Supporting Trust Calibration and the Effective Use of Decision Aids by Presenting Dynamic System Confidence Information

Abstract

Objective: To examine whether continually updated information about a system's confidence in its ability to perform assigned tasks improves operators' trust calibration in, and use of, an automated decision support system (DSS). Background: The introduction of decision aids often leads to performance breakdowns that are related to automation bias and trust miscalibration. This can be explained, in part, by the fact that operators are informed about overall system reliability only, which makes it impossible for them to decide on a case-by-case basis whether to follow the system's advice. Method: The application for this research was a neural net-based decision aid that assists pilots with detecting and handling in-flight icing encounters.
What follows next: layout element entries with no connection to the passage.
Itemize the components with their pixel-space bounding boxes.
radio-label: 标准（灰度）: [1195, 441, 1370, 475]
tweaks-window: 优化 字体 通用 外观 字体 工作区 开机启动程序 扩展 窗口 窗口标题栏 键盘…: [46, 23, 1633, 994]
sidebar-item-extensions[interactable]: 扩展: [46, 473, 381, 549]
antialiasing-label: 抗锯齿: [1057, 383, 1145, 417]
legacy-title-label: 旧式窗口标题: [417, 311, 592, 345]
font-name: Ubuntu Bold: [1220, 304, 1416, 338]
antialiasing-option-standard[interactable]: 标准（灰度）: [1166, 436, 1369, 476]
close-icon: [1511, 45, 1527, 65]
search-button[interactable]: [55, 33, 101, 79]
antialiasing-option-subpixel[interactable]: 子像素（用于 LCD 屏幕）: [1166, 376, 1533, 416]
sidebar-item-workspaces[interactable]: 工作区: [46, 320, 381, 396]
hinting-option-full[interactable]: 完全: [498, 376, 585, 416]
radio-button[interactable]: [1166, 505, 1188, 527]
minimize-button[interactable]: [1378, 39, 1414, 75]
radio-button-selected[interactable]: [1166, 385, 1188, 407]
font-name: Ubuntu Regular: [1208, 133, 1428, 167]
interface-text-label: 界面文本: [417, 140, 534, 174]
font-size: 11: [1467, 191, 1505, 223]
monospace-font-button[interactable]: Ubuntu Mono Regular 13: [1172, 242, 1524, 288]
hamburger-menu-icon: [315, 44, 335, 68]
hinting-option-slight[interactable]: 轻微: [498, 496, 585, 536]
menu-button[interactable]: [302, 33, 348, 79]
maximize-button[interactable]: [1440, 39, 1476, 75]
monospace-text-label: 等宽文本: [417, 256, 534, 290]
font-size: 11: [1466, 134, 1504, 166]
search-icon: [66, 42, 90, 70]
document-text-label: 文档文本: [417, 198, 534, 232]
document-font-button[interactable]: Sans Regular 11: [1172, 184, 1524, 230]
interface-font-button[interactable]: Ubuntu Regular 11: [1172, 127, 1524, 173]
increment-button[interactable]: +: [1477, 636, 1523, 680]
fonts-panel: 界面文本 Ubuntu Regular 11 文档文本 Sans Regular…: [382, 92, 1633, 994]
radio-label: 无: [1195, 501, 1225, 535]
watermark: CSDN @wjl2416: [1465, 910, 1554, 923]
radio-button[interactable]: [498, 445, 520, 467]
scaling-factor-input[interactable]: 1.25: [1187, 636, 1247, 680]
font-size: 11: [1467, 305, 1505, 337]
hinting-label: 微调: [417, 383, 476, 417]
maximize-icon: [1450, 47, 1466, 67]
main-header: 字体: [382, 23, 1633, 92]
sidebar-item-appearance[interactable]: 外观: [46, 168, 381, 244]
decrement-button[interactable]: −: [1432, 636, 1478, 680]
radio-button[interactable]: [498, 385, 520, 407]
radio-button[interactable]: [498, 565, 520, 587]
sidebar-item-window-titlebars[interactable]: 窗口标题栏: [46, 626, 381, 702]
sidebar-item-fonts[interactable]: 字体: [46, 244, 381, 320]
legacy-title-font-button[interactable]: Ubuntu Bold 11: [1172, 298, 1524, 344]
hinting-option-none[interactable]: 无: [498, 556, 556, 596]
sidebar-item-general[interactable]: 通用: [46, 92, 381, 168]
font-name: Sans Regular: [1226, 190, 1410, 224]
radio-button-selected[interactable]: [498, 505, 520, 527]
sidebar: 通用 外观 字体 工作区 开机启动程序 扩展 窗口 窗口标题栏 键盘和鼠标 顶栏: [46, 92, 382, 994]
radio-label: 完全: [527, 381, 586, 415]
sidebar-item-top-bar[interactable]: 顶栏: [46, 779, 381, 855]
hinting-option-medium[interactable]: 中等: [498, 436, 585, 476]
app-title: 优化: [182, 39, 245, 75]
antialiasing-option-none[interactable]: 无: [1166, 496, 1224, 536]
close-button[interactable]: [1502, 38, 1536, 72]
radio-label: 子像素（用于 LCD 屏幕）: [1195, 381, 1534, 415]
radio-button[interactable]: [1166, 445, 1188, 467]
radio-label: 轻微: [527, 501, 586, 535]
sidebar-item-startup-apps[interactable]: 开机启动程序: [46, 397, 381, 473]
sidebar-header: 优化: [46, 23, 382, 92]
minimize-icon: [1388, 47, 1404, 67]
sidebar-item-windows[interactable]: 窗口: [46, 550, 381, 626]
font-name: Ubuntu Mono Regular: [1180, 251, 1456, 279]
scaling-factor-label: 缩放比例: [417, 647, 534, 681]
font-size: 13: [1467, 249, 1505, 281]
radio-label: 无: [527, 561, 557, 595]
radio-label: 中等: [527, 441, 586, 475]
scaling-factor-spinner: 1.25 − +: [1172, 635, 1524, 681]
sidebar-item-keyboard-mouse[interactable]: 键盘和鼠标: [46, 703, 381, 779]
A multifactorial experiment was carried out with two groups of 15 instructor pilots each flying a series of 28 approaches in a motion-base simulator. One group was informed about the system's overall reliability only, whereas the other group received updated system confidence information. Results: Pilots in the updated group experienced significantly fewer icing-related stalls and were more likely to reverse their initial response to an icing condition when it did not produce desired results. Their estimate of the system's accuracy was more accurate than that of the fixed group. Conclusion: The presentation of continually updated system confidence information can improve trust calibration and thus lead to better performance of the human-machine team. Application: The findings from this research can inform the design of decision support systems in a variety of event-driven high-tempo domains.